De NVLB heeft een memo opgesteld als input voor de “Zandwinstrategie IJsselmeer 2025-2050”, die wordt opgesteld door het ministerie van Infrastructuur en Waterstaat (IenW). Belangrijke vraag is hoeveel zand er tussen 2025 en 2050 minimaal beschikbaar is in het IJsselmeergebied en hoeveel nodig is om aan de behoefte aan ophoogzand in Nederland te voldoen. Om aan de bouwopgave in Nederland te voldoen, is er volgens de NVLB zelf gemiddeld 17,5 miljoen m3 ophoogzand nodig in de periode 2025-2050. Dit cijfer is gebaseerd op de extrapolatie van gegevens uit het verleden naar de toekomstige bouwopgave.
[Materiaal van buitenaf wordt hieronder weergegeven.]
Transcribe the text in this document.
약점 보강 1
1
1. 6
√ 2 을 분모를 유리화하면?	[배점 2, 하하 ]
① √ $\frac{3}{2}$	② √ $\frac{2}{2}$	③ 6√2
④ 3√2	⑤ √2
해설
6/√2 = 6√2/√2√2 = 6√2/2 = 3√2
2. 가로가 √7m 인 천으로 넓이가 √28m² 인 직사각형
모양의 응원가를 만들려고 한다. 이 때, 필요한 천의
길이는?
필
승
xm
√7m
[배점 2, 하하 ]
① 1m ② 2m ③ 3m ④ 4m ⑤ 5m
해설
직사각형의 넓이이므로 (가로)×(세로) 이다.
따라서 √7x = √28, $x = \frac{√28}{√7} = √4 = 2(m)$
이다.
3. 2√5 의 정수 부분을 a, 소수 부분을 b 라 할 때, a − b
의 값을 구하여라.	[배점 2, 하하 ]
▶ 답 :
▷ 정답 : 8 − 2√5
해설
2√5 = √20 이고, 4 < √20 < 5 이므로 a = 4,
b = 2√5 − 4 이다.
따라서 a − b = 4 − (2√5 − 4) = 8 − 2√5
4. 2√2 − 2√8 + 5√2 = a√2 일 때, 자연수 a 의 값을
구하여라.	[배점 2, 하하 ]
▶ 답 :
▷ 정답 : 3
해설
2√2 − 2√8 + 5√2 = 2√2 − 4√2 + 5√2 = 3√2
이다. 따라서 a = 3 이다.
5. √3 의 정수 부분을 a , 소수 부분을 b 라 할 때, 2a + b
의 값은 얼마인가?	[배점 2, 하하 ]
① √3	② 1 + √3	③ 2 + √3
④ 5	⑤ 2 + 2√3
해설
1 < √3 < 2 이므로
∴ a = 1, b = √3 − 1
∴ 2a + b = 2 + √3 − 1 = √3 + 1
Daarbij is ook gebruik gemaakt van gegevens van het Rijksvastgoedbedrijf (RVB). Het RVB houdt bij hoeveel ophoogzand wordt gewonnen in gebieden die eigendom zijn van de overheid, zoals de rijkswateren.
De NVLB is als vertegenwoordiger van de belangen van de bedrijven in de zandwinning actief betrokken bij de ontwikkeling van de zandwinningsstrategie voor het IJsselmeer. De leden van de NVLB spelen een centrale rol om te voorzien in verwachte behoefte aan zand in de komende decennia. Het memo van NVLB gaat uitgebreid in op het belang van ophoogzand voor de bouw en de uitgangspunten waarop de toekomstprognose is gebaseerd.
Het integrale memo is alleen beschikbaar voor de leden van NVLB.